On Thu, Mar 27, 2008 at 4:12 PM, Martin Schütte 
<lists%mschuette.name@localhost> wrote:
> Rainer Gerhards schrieb:
>
> > The biggie, at least IMHO is Unicode support. While I followed every
>  > IETF move with rsyslog (in fact, I used it partly for prototyping), I
>  > was hesitant to include Unicode support. That has the potential to
>  > break many existing applications.
>
>  Indeed. Having Unicode in logfiles also requires all used shell tools
>  and parsers to handle it correctly.

Having unicode in the syslog spec does not necessarily mean that it
also needs to be persisted to log files. One approach may be to accept
it as is and then convert it to whatever local charset you intend to
have. So the end result inside the logfiles will be local script, just
as is today.

I forgot to mention one thing that needs to be looked at:
syslog-protocol permits NULs to be present inside the MSG. It has some
provisioning that permits a syslogd to remove/modify them, but that,
of course, affects syslog-sign. NULs are quite problematic in all
syslog code I have seen ;)

>
>  > Also, the new log line format is something that can break existing log
>  > parsers, so one needs to be very careful about how it is implemented.
>
>  The usual transition problem: noone uses the format --> no parsers, and
>  no parsers --> noone uses the format.
>
>  Apart from that I would think users with centralized logging or
>  automatic analysis would be the first to appreciate the enhanced format;
>  while desktop users who check their logs manually simply do not care if
>  the lines look a bit different.
>  Since the new format (-protocol) is a real superset, It is also easy to
>  provide a filter (a sed or awk command to re-format) for compatibility.

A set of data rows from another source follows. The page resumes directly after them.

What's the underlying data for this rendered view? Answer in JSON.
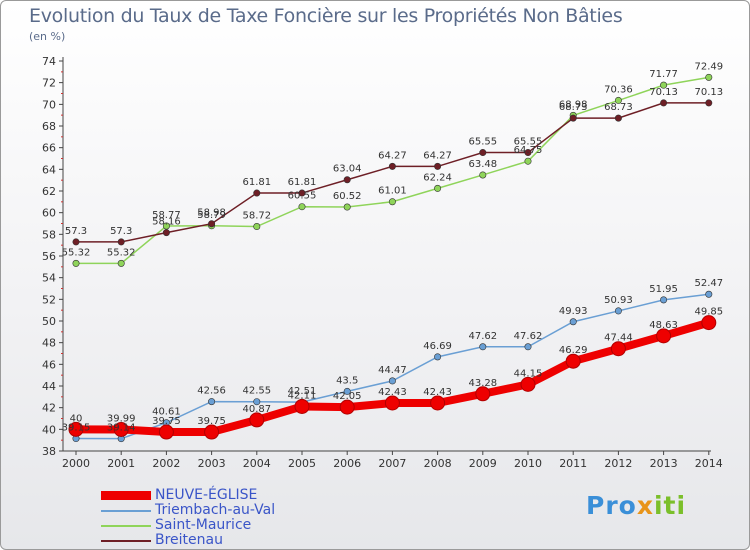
{
  "header": {
    "title": "Evolution du Taux de Taxe Foncière sur les Propriétés Non Bâties",
    "subtitle": "(en %)"
  },
  "logo": {
    "text_a": "Pro",
    "text_b": "x",
    "text_c": "iti"
  },
  "chart_data": {
    "type": "line",
    "title": "Evolution du Taux de Taxe Foncière sur les Propriétés Non Bâties",
    "ylabel": "(en %)",
    "xlabel": "",
    "x": [
      "2000",
      "2001",
      "2002",
      "2003",
      "2004",
      "2005",
      "2006",
      "2007",
      "2008",
      "2009",
      "2010",
      "2011",
      "2012",
      "2013",
      "2014"
    ],
    "ylim": [
      38,
      74
    ],
    "yticks": [
      38,
      40,
      42,
      44,
      46,
      48,
      50,
      52,
      54,
      56,
      58,
      60,
      62,
      64,
      66,
      68,
      70,
      72,
      74
    ],
    "grid": false,
    "legend_position": "bottom-left",
    "series": [
      {
        "name": "NEUVE-ÉGLISE",
        "color": "#ee0000",
        "emphasis": true,
        "values": [
          40,
          39.99,
          39.75,
          39.75,
          40.87,
          42.11,
          42.05,
          42.43,
          42.43,
          43.28,
          44.15,
          46.29,
          47.44,
          48.63,
          49.85
        ],
        "labels": [
          "40",
          "39.99",
          "39.75",
          "39.75",
          "40.87",
          "42.11",
          "42.05",
          "42.43",
          "42.43",
          "43.28",
          "44.15",
          "46.29",
          "47.44",
          "48.63",
          "49.85"
        ]
      },
      {
        "name": "Triembach-au-Val",
        "color": "#6a9fd4",
        "emphasis": false,
        "values": [
          39.15,
          39.14,
          40.61,
          42.56,
          42.55,
          42.51,
          43.5,
          44.47,
          46.69,
          47.62,
          47.62,
          49.93,
          50.93,
          51.95,
          52.47
        ],
        "labels": [
          "39.15",
          "39.14",
          "40.61",
          "42.56",
          "42.55",
          "42.51",
          "43.5",
          "44.47",
          "46.69",
          "47.62",
          "47.62",
          "49.93",
          "50.93",
          "51.95",
          "52.47"
        ]
      },
      {
        "name": "Saint-Maurice",
        "color": "#8fd45a",
        "emphasis": false,
        "values": [
          55.32,
          55.32,
          58.77,
          58.79,
          58.72,
          60.55,
          60.52,
          61.01,
          62.24,
          63.48,
          64.75,
          68.98,
          70.36,
          71.77,
          72.49
        ],
        "labels": [
          "55.32",
          "55.32",
          "58.77",
          "58.79",
          "58.72",
          "60.55",
          "60.52",
          "61.01",
          "62.24",
          "63.48",
          "64.75",
          "68.98",
          "70.36",
          "71.77",
          "72.49"
        ]
      },
      {
        "name": "Breitenau",
        "color": "#6e1f26",
        "emphasis": false,
        "values": [
          57.3,
          57.3,
          58.16,
          58.98,
          61.81,
          61.81,
          63.04,
          64.27,
          64.27,
          65.55,
          65.55,
          68.73,
          68.73,
          70.13,
          70.13
        ],
        "labels": [
          "57.3",
          "57.3",
          "58.16",
          "58.98",
          "61.81",
          "61.81",
          "63.04",
          "64.27",
          "64.27",
          "65.55",
          "65.55",
          "68.73",
          "68.73",
          "70.13",
          "70.13"
        ]
      }
    ]
  }
}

I like the idea with the filters. That's probably a solution to the issue.

>  Another problem is the API and the handling of structured data
>  (name=value-pairs).
>  I expect all applications to build their own structured data-strings and
>  pass them as messages to syslog(3), just to be portable. -- Thus a
>  syslog library which modifies the structured data (to insert additional
>  information) will have to parse every message. :-/
>  In the long term it would be nice to introduce a new API call which
>  receives the structured data as a seperate argument.

The right course of action, IMHO, is to provide the underlying
infrastructure and then approach the glibc folks with a new syslog
call. It's not something that is hard to do, but it requires a lot of
community consensus - and the (near-) universal availability of
syslogds that understand the format.